A throwing paint keeps its last-good value, sets a sap-error beacon, and logs one error. Structural contradictions halt the app at mount, so the file stays byte-frozen.
E01 foreign dialect · E07 calc cycle · E22 bad format · E31 bare password.
The vocabulary is frozen on purpose: an unknown attribute is always a typo, never a plugin, so the did-you-mean guarantee holds.

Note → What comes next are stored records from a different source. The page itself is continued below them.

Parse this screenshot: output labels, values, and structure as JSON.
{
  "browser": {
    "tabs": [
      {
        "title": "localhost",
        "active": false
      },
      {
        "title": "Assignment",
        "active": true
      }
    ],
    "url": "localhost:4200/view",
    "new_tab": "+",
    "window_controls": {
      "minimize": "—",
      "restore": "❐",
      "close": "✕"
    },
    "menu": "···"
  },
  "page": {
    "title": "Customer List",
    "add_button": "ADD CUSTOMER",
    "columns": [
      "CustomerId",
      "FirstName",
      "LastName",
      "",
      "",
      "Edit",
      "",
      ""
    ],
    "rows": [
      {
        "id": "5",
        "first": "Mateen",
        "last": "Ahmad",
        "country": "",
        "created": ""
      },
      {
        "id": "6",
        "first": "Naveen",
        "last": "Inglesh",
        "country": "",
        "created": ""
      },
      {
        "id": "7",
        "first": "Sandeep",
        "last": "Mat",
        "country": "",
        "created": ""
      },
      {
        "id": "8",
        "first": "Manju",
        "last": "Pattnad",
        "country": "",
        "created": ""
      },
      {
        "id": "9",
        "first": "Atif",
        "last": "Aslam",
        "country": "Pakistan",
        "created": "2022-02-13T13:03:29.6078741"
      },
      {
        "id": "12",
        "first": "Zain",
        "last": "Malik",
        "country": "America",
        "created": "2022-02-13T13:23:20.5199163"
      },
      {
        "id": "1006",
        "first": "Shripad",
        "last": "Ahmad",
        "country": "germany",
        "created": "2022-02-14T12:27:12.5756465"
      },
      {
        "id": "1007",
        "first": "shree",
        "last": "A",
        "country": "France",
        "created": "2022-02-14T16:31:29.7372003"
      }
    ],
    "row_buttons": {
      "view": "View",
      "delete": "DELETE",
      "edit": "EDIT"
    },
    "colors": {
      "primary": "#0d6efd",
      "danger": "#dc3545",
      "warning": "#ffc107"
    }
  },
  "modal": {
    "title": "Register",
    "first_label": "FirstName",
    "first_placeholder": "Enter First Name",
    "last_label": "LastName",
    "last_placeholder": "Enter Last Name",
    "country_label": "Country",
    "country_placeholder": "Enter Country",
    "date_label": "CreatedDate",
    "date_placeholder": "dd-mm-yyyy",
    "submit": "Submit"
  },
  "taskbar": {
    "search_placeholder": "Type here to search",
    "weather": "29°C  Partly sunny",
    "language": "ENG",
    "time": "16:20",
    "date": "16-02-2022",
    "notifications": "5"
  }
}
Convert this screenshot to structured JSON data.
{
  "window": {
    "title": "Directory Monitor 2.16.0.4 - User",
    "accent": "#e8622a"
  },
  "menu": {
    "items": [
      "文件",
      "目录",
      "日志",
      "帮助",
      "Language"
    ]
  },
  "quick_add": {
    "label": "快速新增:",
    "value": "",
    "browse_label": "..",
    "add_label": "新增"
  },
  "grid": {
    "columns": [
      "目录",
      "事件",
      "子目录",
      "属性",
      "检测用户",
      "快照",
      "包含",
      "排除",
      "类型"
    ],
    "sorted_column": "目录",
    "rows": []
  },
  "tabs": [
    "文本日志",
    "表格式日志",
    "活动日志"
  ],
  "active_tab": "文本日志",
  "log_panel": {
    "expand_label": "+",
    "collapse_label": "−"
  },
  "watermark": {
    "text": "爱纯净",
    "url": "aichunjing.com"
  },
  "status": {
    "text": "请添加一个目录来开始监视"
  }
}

The one extension point is a custom text format: Sap.formats.eur = n => '€' + Number(n).toFixed(2), then use it anywhere a built-in goes, like text:eur="state.price". There are no custom directives or plugins in v1.
Sap files are easy for an LLM to write and verify, because every mistake answers back with a code, the exact element, and a copy-pasteable fix.
// A typo'd field name doesn't fail silently — it teaches: sap ✗ E12 unknown-state-key at <output text="state.totl"> — main[sap] > p > output problem: no field "totl" is declared in this scope. Declared: total, qty, price did you mean: state.total fix: text="state.total"
Foreign-dialect attributes (x-text, v-if, @click, :class) each map to their Sap
spelling. The definition of done is three checks: zero sap ✗, Sap.status().ok, and
zero [sap-error] elements. Sap.doctor() findings (dead state, long expressions, high-precision paints) are advisory, not blocking.